Diagram languages for communicating designs are practically universal, in any area of human endeavor where we need to talk about making complicated things. Whether you're building electronic circuits or houses, writing software or maintaining a sewer system, sewing from patterns or folding origami, there are standard ways of drawing diagrams in order to communicate ideas and minimize confusion. So of course we need them for engineering biological organisms as well, and thus, SBOL Visual.

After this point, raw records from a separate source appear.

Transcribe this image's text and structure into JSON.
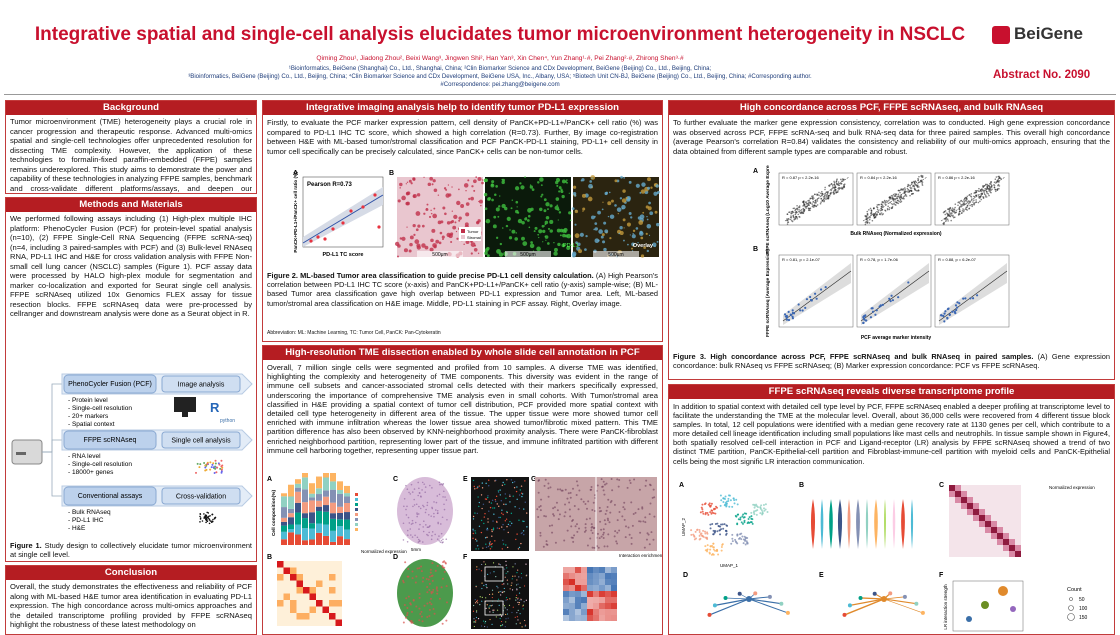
{
  "header": {
    "title": "Integrative spatial and single-cell analysis elucidates tumor microenvironment heterogeneity in NSCLC",
    "authors": "Qiming Zhou¹, Jiadong Zhou², Beixi Wang³, Jingwen Shi², Han Yan³, Xin Chen⁴, Yun Zhang¹·#, Pei Zhang²·#, Zhirong Shen³·#",
    "affiliations": [
      "¹Bioinformatics, BeiGene (Shanghai) Co., Ltd., Shanghai, China; ²Clin Biomarker Science and CDx Development, BeiGene (Beijing) Co., Ltd., Beijing, China;",
      "³Bioinformatics, BeiGene (Beijing) Co., Ltd., Beijing, China; ⁴Clin Biomarker Science and CDx Development, BeiGene USA, Inc., Albany, USA; ⁵Biotech Unit CN-BJ, BeiGene (Beijing) Co., Ltd., Beijing, China; #Corresponding author."
    ],
    "correspondence": "#Correspondence:  pei.zhang@beigene.com",
    "logo": "BeiGene",
    "abstract_no": "Abstract No. 2090"
  },
  "background": {
    "title": "Background",
    "body": "Tumor microenvironment (TME) heterogeneity plays a crucial role in cancer progression and therapeutic response. Advanced multi-omics spatial and single-cell technologies offer unprecedented resolution for dissecting TME complexity. However, the application of these technologies to formalin-fixed paraffin-embedded (FFPE) samples remains underexplored. This study aims to demonstrate the power and capability of these technologies in analyzing FFPE samples, benchmark and cross-validate different platforms/assays, and deepen our understanding of TME heterogeneity at the single-cell level and its spatial context."
  },
  "methods": {
    "title": "Methods and Materials",
    "body": "We performed following assays including (1) High-plex multiple IHC platform: PhenoCycler Fusion (PCF) for protein-level spatial analysis (n=10), (2) FFPE Single-Cell RNA Sequencing (FFPE scRNA-seq) (n=4, including 3 paired-samples with PCF) and (3) Bulk-level RNAseq RNA, PD-L1 IHC and H&E for cross validation analysis with FFPE Non-small cell lung cancer (NSCLC) samples (Figure 1). PCF assay data were processed by HALO high-plex module for segmentation and marker co-localization and exported for Seurat single cell analysis. FFPE scRNAseq utilized 10x Genomics FLEX assay for tissue resection blocks. FFPE scRNAseq data were pre-processed by cellranger and downstream analysis were done as a Seurat object in R."
  },
  "figure1": {
    "rows": [
      {
        "platform": "PhenoCycler Fusion (PCF)",
        "analysis": "Image analysis",
        "features": [
          "- Protein level",
          "- Single-cell resolution",
          "- 20+ markers",
          "- Spatial context"
        ]
      },
      {
        "platform": "FFPE scRNAseq",
        "analysis": "Single cell analysis",
        "features": [
          "- RNA level",
          "- Single-cell resolution",
          "- 18000+ genes"
        ]
      },
      {
        "platform": "Conventional assays",
        "analysis": "Cross-validation",
        "features": [
          "- Bulk RNAseq",
          "- PD-L1 IHC",
          "- H&E"
        ]
      }
    ],
    "icons": [
      "R",
      "python"
    ],
    "caption_label": "Figure 1.",
    "caption": " Study design to collectively elucidate tumor microenvironment at single cell level."
  },
  "conclusion": {
    "title": "Conclusion",
    "body": "Overall, the study demonstrates the effectiveness and reliability of PCF along with ML-based H&E tumor area identification in evaluating PD-L1 expression. The high concordance across multi-omics approaches and the detailed transcriptome profiling provided by FFPE scRNAseq highlight the robustness of these latest methodology on"
  },
  "imaging": {
    "title": "Integrative imaging analysis help to identify tumor PD-L1 expression",
    "body": "Firstly, to evaluate the PCF marker expression pattern, cell density of PanCK+PD-L1+/PanCK+ cell ratio (%) was compared to PD-L1 IHC TC score, which showed a high correlation (R=0.73). Further, By image co-registration between H&E with ML-based tumor/stromal classification and PCF PanCK-PD-L1 staining, PD-L1+ cell density in tumor cell specifically can be precisely calculated, since PanCK+ cells can be non-tumor cells.",
    "figure": {
      "panels": [
        "A",
        "B"
      ],
      "stat": "Pearson R=0.73",
      "x_label": "PD-L1 TC score",
      "y_label": "PanCK+PD-L1+/PanCK+ cell ratio (%)",
      "legend": [
        "Tumor",
        "Stromal"
      ],
      "scale": "500μm",
      "channel": "PD-L1",
      "overlay": "Overlay"
    },
    "caption_label": "Figure 2. ML-based Tumor area classification to guide precise PD-L1 cell density calculation.",
    "caption": " (A) High Pearson's correlation between PD-L1 IHC TC score (x-axis) and PanCK+PD-L1+/PanCK+ cell ratio (y-axis) sample-wise; (B) ML-based Tumor area classification gave high overlap between PD-L1 expression and Tumor area. Left, ML-based tumor/stromal area classification on H&E image. Middle, PD-L1 staining in PCF assay. Right, Overlay image.",
    "abbreviation": "Abbreviation: ML: Machine Learning, TC: Tumor Cell, PanCK: Pan-Cytokeratin"
  },
  "tme": {
    "title": "High-resolution TME dissection enabled by whole slide cell annotation in PCF",
    "body": "Overall, 7 million single cells were segmented and profiled from 10 samples. A diverse TME was identified, highlighting the complexity and heterogeneity of TME components. This diversity was evident in the range of immune cell subsets and cancer-associated stromal cells detected with their markers specifically expressed, underscoring the importance of comprehensive TME analysis even in small cohorts. With Tumor/stromal area classified in H&E providing a spatial context of tumor cell distribution, PCF provided more spatial context with detailed cell type heterogeneity in different area of the tissue. The upper tissue were more showed tumor cell enriched with immune infiltration whereas the lower tissue area showed tumor/fibrotic mixed pattern. This TME partition difference has also been observed by KNN-neighborhood proximity analysis. There were PanCK-fibroblast enriched neighborhood partition, representing lower part of the tissue, and immune infiltrated partition with different immune cell harboring together, representing upper tissue part.",
    "figure": {
      "panels": [
        "A",
        "B",
        "C",
        "D",
        "E",
        "F",
        "G"
      ],
      "y_label": "Cell composition(%)",
      "legend_title": "Normalized expression",
      "scale": "5mm",
      "interaction": "Interaction enrichment score"
    }
  },
  "concordance": {
    "title": "High concordance across PCF, FFPE scRNAseq, and bulk RNAseq",
    "body": "To further evaluate the marker gene expression consistency, correlation was to conducted. High gene expression concordance was observed across PCF, FFPE scRNA-seq and bulk RNA-seq data for three paired samples. This overall high concordance (average Pearson's correlation R=0.84) validates the consistency and reliability of our multi-omics approach, ensuring that the data obtained from different sample types are comparable and robust.",
    "figure": {
      "panels": [
        "A",
        "B"
      ],
      "stats_a": [
        "R = 0.87  p < 2.2e-16",
        "R = 0.84  p < 2.2e-16",
        "R = 0.86  p < 2.2e-16"
      ],
      "stats_b": [
        "R = 0.81,  p = 2.1e-07",
        "R = 0.78,  p = 1.7e-06",
        "R = 0.88,  p = 6.2e-07"
      ],
      "ylabel_a": "FFPE scRNAseq (Log10 Average Expression)",
      "xlabel_a": "Bulk RNAseq (Normalized expression)",
      "ylabel_b": "FFPE scRNAseq (Average Expression)",
      "xlabel_b": "PCF average marker intensity"
    },
    "caption_label": "Figure 3. High concordance across PCF, FFPE scRNAseq and bulk RNAseq in paired samples.",
    "caption": " (A) Gene expression concordance: bulk RNAseq vs FFPE scRNAseq; (B) Marker expression concordance: PCF vs FFPE scRNAseq."
  },
  "scrnaseq": {
    "title": "FFPE scRNAseq reveals diverse transcriptome profile",
    "body": "In addition to spatial context with detailed cell type level by PCF, FFPE scRNAseq enabled a deeper profiling at transcriptome level to facilitate the understanding the TME at the molecular level. Overall, about 36,000 cells were recovered from 4 different tissue block samples. In total, 12 cell populations were identified with a median gene recovery rate at 1130 genes per cell, which contribute to a more detailed cell lineage identification including small populations like mast cells and neutrophils. In tissue sample shown in Figure4, both spatially resolved cell-cell interaction in PCF and Ligand-receptor (LR) analysis by FFPE scRNAseq showed a trend of two distinct TME partition, PanCK-Epithelial-cell partition and Fibroblast-immune-cell partition with myeloid cells and PanCK-Epithelial cells being the most signific LR interaction communication.",
    "figure": {
      "panels": [
        "A",
        "B",
        "C",
        "D",
        "E",
        "F"
      ],
      "umap": [
        "UMAP_1",
        "UMAP_2"
      ],
      "legend_title": "Normalized expression",
      "count_title": "Count",
      "count_levels": [
        "50",
        "100",
        "150"
      ],
      "y_label_f": "LR interaction strength"
    }
  }
}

The basic idea is quite simple, and can be captured in a simple image of genetic constructs organized along a DNA or RNA sequence "backbone":
The current set of icons covers a lot of the constructs that people engineer, though by no means all. If you've got another thing to put on a diagram, you can use any icon you want, as long as it doesn't conflict with an existing SBOL Visual icon. To let SBOL Visual expand and become more universal, however, there's an open community process for adding more icons, with a number of icons slowly working their way through the process.
Current SBOL visual icons |
All of these diagrams follow the SBOL visual standard. |
In some ways, this is a very simple thing. It is, however, extremely important to get these simple thing right, in order to reduce the amount of friction, frustration, and mistakes we make when we work together and communicate about the things we do. SBOL Visual is an important step in getting that "less wrong" in the engineering of biology, and I'm glad that it's officially become published now as well.